On Wednesday, Rep. Roy Blunt, R-Mo., who is running for his state's open Senate seat, released his "jobs plan" at a party sponsored by the U.S. Chamber of Commerce. The main piece involves continuation of the Bush tax cuts for the rich. The second part of the plan, not a plan at all, expounds on "job-killing Obama policies."
"But one aspect of the 'plan,' in particular, caught my attention," writes The Wonk Room's Pat Garofalo. "Blunt spends a lot of time in the document fearmongering about the deficit, saying 'we must put a stop to this reckless and embarrassing culture of running up the bill and passing it along to our children and grandchildren.' He even advocates rescinding the stimulus money that has yet to be spent, which amounts to a tax on the middle class, as $65 billion in remaining stimulus finds have already been dedicated to middle class tax cuts."
Jonathan Chait, writing in the New Republic, reminded his readers yesterday that "the current bout of right-wing economic hysteria is the exact same thing that happened in 1993 when Bill Clinton passed a deficit reduction bill that raised the top tax rate. It was class warfare, socialism or worse."
Articles in Forbes and Fortune at the time urged rich people to give up their citizenship or flee the country in order to avoid Clinton's "punitive" anti-rich policies. There were bumper-stickers, Chait noted, depicting the "C" in "Clinton" as a hammer and sickle.

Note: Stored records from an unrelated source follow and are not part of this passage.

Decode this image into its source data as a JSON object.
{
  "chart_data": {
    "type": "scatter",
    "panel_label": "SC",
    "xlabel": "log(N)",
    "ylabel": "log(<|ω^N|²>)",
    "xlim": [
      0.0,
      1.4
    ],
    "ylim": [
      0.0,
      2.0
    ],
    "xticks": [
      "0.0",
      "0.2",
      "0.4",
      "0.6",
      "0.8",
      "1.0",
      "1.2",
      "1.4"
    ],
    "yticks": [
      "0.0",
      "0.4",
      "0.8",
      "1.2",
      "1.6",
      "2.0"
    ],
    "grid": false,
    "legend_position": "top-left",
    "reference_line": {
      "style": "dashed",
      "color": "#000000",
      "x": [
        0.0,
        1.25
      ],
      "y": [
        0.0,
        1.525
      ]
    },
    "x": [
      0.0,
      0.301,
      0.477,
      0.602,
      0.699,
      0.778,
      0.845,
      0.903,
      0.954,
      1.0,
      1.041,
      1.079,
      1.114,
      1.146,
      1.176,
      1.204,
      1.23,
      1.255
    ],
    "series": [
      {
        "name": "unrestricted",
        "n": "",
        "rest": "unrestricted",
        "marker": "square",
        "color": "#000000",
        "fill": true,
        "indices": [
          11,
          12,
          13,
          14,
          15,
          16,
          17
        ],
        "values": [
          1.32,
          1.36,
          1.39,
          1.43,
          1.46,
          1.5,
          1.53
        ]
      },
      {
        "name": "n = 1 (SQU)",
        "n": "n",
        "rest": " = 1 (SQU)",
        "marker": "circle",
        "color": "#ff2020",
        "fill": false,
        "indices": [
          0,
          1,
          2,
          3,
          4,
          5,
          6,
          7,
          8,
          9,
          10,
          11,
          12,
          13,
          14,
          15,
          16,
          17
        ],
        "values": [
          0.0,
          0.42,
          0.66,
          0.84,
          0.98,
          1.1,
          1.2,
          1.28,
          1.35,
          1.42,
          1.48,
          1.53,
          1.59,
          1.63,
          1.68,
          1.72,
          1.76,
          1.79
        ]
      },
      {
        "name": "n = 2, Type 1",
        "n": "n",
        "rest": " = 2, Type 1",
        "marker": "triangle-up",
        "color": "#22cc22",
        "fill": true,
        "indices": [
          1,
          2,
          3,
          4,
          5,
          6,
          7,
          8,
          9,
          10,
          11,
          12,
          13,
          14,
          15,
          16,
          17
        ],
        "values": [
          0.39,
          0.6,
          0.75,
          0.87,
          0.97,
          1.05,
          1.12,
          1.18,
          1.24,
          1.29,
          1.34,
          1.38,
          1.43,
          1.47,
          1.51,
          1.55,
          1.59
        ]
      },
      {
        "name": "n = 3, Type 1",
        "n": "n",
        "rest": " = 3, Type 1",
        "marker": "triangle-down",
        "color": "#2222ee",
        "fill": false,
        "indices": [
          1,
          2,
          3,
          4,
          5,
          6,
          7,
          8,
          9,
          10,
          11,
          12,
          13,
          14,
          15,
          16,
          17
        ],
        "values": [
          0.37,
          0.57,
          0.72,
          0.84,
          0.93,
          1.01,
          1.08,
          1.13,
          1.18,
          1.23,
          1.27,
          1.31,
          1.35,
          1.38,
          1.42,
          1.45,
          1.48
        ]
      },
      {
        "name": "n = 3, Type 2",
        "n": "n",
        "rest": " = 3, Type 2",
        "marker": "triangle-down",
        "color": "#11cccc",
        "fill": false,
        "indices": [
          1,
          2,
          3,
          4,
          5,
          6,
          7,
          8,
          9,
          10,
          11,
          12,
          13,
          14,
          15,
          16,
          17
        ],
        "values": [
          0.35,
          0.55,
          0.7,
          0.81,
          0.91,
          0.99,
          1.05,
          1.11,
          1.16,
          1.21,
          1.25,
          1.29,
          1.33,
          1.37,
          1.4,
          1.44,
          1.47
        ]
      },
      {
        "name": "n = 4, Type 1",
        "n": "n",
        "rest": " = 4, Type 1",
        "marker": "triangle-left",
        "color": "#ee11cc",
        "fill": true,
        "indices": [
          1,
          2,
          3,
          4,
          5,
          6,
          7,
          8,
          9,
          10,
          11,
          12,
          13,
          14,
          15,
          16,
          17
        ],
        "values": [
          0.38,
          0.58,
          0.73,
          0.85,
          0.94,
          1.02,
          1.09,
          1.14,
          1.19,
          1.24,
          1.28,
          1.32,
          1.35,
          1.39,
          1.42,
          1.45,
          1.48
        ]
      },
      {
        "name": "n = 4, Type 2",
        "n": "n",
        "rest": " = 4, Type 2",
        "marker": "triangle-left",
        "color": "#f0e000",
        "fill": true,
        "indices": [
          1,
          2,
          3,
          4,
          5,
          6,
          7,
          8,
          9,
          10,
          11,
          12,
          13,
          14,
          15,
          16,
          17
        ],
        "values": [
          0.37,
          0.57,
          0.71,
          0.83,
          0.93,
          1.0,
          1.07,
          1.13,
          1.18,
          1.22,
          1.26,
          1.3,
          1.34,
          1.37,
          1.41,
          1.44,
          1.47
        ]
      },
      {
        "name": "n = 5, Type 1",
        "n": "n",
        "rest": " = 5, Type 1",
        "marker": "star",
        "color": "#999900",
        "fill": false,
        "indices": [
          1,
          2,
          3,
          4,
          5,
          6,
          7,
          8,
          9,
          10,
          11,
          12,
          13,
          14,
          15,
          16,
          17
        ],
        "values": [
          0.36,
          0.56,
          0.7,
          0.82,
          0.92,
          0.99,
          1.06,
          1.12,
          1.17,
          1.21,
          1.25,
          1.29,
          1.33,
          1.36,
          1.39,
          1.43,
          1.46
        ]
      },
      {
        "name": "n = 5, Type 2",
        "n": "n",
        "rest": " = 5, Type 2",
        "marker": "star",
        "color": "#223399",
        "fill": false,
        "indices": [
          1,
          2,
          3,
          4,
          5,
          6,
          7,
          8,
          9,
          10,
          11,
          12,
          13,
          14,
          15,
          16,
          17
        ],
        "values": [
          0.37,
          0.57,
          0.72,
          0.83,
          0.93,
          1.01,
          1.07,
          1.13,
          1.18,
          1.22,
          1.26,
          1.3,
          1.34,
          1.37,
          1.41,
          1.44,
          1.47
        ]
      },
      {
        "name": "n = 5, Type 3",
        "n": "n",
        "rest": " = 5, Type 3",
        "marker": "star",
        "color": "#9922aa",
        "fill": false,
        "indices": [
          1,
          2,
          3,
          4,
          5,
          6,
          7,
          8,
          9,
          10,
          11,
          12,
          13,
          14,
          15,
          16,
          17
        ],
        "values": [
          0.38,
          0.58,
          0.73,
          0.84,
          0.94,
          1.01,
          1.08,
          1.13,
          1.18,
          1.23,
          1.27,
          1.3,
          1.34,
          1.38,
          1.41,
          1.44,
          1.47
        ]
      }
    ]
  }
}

Moneywatch's Mark Thoma took on the failure of all the Republican plans to address the need to strengthen consumer demand. Rejecting the Republican view that we can't do anything about high unemployment because it is "structural," he said, "Creating more demand through an additional stimulus package would help to spur demand at businesses leading to higher profits, more confidence, and importantly more investment in structural transformation activities."